Bayerns Ministerpräsident Markus Söder hat der Bundesregierung vorgeworfen, den Freistaat nachweisbar und bewusst zu benachteiligen. "Zusagen wurden storniert, Termine gecancelt und Förderungen gekürzt. Der Chef der Bundesnetzagentur meinte: Die im Süden werden sich jetzt mal wundern und nicht mehr so breitbeinig dastehen", sagte der CSU-Vorsitzende den "Nürnberger Nachrichten" (Donnerstag). Nach neuen Plänen solle Bayern "nicht schon 2030 an das europäische Wasserstoffnetz angeschlossen werden, sondern erst 2050".
Er fordere einen fairen Umgang, habe jedoch den Eindruck: "Es soll bewusst der Norden bevorzugt und der Süden benachteiligt werden", sagte Söder. Scharfe Kritik übte der CSU-Chef auch an SPD, FDP und den Grünen im Freistaat: "Leider fallen die Ampel-Parteien in Bayern komplett aus. Der Grünen-Landesvorsitzende weigert sich öffentlich, sich für Bayern einzusetzen."
Bayern sei bei erneuerbarer Energie "vor jedem grün regierten Bundesland und bundesweit auf Platz zwei - mit mehr als doppelt so viel erzeugtem Strom wie Baden-Württemberg". Wer Sorge vor Energieausfall habe, müsse aber die Atomkraft weiterlaufen lassen, sagte Söder. Ein TÜV-Gutachten habe belegt, dass das machbar und sicher sei. Greenpeace habe ein früheres Greenpeace-Vorstandsmitglied beauftragt, den TÜV zu kritisieren. "Das ist ein Anwalt aus Hamburg, der wahrscheinlich noch nie in seinem Leben in einem bayerischen AKW war. Ob der das wirklich besser beurteilen kann als der TÜV?" Mit kalt Duschen und etwas weniger Beleuchtung allein werde es Deutschland nicht durch den Winter schaffen. "Die Ampel zögert und verschleppt alles, was die Südversorgung mit Gas betrifft", sagte Söder.
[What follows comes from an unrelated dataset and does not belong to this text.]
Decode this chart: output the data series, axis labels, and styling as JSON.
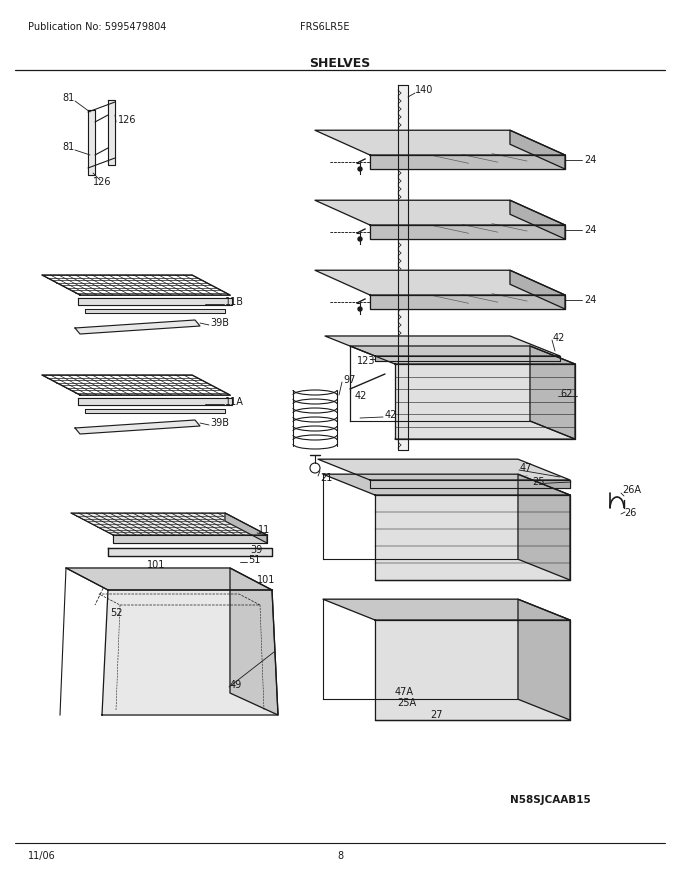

Söder fordert von Scholz mehr Tempo für längere Atom-Laufzeiten
Nach der verhaltenen Aussage von Bundeskanzler Olaf Scholz zu längeren Atom-Laufzeiten fordert CSU-Chef Söder von der Bundesregierung mehr Tempo. "Warum wieder nur halbherzig? Die Ampel hat bei der Kernenergie viel zu lange gezögert und mit Unwahrheiten gearbeitet. Jetzt braucht es endlich Entscheidungen", sagte der bayerische Ministerpräsident am Mittwochabend der Deutschen Presse-Agentur in München.
Scholz hatte am Nachmittag in Mülheim an der Ruhr erklärt, er halte längere Laufzeiten für die drei verbliebenen Reaktoren in Deutschland über das Jahresende hinaus für möglich. Zwar seien die Atomkraftwerke nur relevant für einen kleinen Teil der Stromproduktion, "aber trotzdem kann das Sinn machen, denn der Ausbaustand, was die Erneuerbaren Energien betrifft, ist in den einzelnen Ländern in Deutschland sehr unterschiedlich", sagte der SPD-Politiker. Insbesondere in Bayern sei der Ausbau der Windenergie sehr langsam vorangegangen.
Söder wies die Kritik umgehend zurück: "Der Bundeskanzler unterliegt leider einem Irrtum, wenn er den Ausbau der Erneuerbaren in Bayern kritisiert." Auch 2022 habe Bayern bei den Erneuerbaren Energien mit großem Vorsprung seinen Spitzenplatz verteidigt. "Mit weit über 1000 Megawatt im ersten Halbjahr liegen wir beim Netto-Ausbau deutlich vor allen anderen Ländern. Auch bei der installierten Gesamtleistung ist Bayern Erster."